I first wrote in 2015 on these pages about how questions around confidential legal settlements were arising with some frequency in security clearance background investigations. It wasn’t so much the confidential settlements themselves that were giving clearance applicants heartburn; rather, it was if and how to go about reporting them on security forms when they are, well, confidential.
It certainly appears a conundrum on the surface when one is required to be truthful on security forms under penalty of prosecution. How does one truthfully answer a question about the reason for leaving a job, for example, when both the applicant and the former employer signed a contract agreeing not to reveal that reason?
Fast forward a decade, and this question is still alive and well. Given the continuing confusion, I thought it’d be helpful to engage on the topic again.

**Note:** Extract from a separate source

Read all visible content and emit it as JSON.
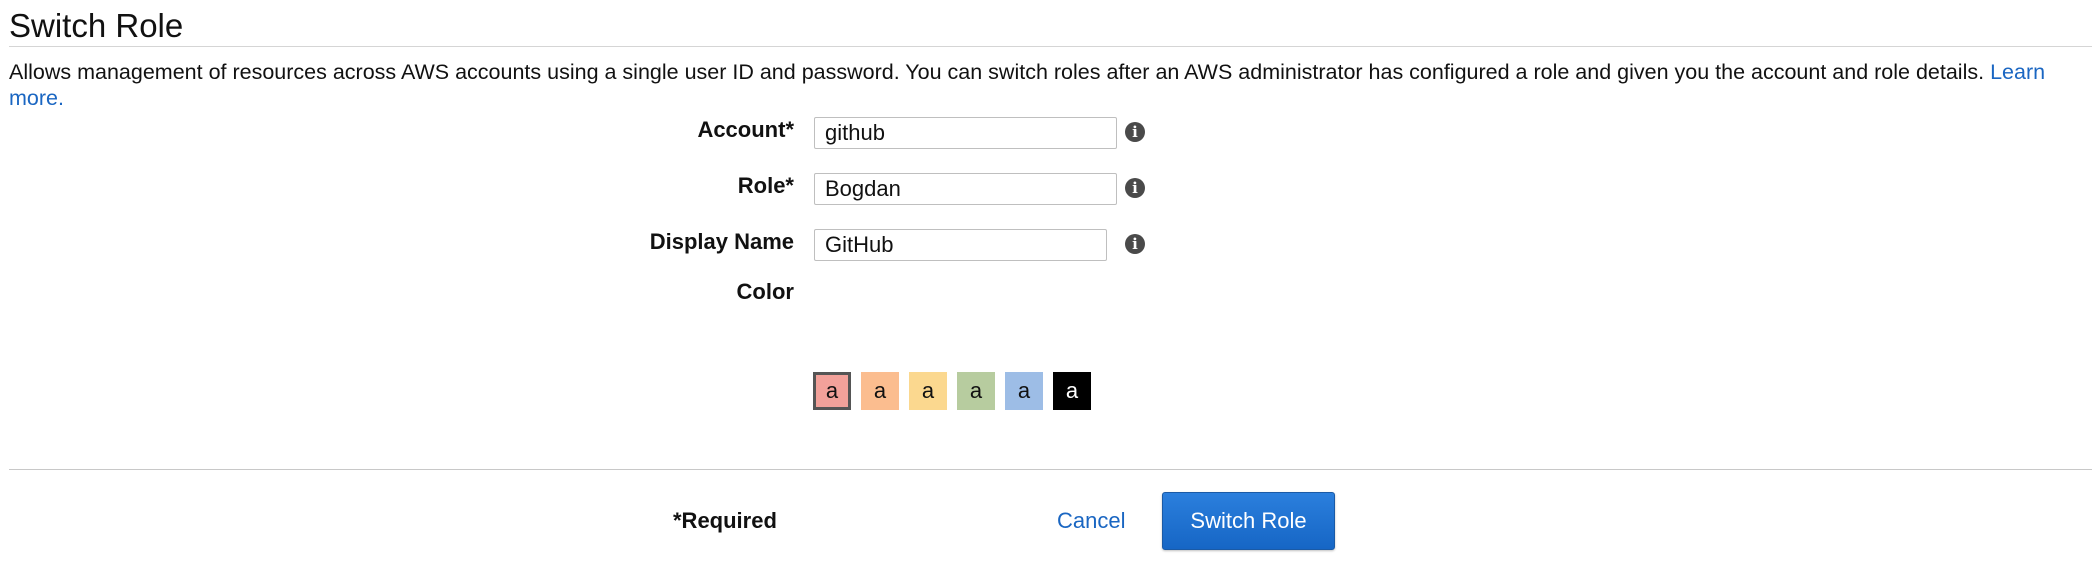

Understanding a Confidential Settlement
To start, it is important to understand exactly what a confidential settlement is – and what it isn’t. A confidential settlement doesn’t change facts; if you were fired and subsequently signed a confidential settlement instead of suing for wrongful termination, you were still fired first.
Many attorneys will say that the terms of the settlement agreement in such a scenario – for example, an agreement by the employer to change the employee’s HR file to indicate a resignation and to only provide a neutral reference to subsequent employers – allows the employee to conform subsequent job applications to those terms. That may be true in other contexts, but the federal government doesn’t see things that way when it comes to security clearances.
A usefully corollary here is the rule about expungements of arrests. In many other contexts, job applicants can legally omit an arrest that has been expunged from a job application. Not so with a security clearance application. The federal forms expressly require applicants to include arrests that were expunged.
No such admonishment is provided when it comes to confidential settlements, but the implicit expectation is the same at every federal agency I’ve dealt with on this issue. Where things get interesting is how federal agencies discover the truth when an applicant isn’t forthcoming.
The Truth Comes OUt
In some cases, the applicant truthfully reports in another section of the security forms having been party to a civil lawsuit within the last 10 years. Background investigators do review court records, which apparently comes as a surprise to some applicants. When the records don’t match what an applicant has reported elsewhere, problems arise.
In other cases, the other party to a pre-litigation settlement (often, but not always, a former employer) is interviewed during the background investigation and spills the beans. This happens more often than one might think – because often the other party is another federal agency or a federal government contractor.
It is important for security clearance applicants to understand that federal agencies and contractors are required to cooperate in the security clearance background investigation process. That means most, if not all, confidential settlements in the federal and federal contracting sectors include a provision that releases the parties from confidentiality for the purpose of cooperating with U.S. government security (or suitability) investigations.
Understanding the fine print
Like the investigator’s review of court filings, this comes as a big surprise to some applicants, who either didn’t read what they were signing or didn’t understand the implications. Non-attorneys may be forgiven for a good-faith misunderstanding, but there is no guarantee of this outcome, especially if other indicators of deception are present. Either way, it isn’t a good look for the applicant, who alternatively could have told the truth and annotated their answer with details explaining the existence of a confidential settlement and potentially mitigating facts.
One final caveat, however: in rare cases involving confidential settlements outside the federal sector, countervailing legal considerations may be in play. That doesn’t provide a license for applicants to report false or misleading information to the government, but it may necessitate the involvement of an attorney for legal advice and assistance. When in doubt, the smart move is always to consult experienced legal counsel before acting.
This article is intended as general information only and should not be construed as legal advice. Although the information is believed to be accurate as of the publication date, no guarantee or warranty is offered or implied. Laws and government policies are subject to change, and the information provided herein may not provide a complete or current analysis of the topic or other pertinent considerations. Consult an attorney regarding your specific situation.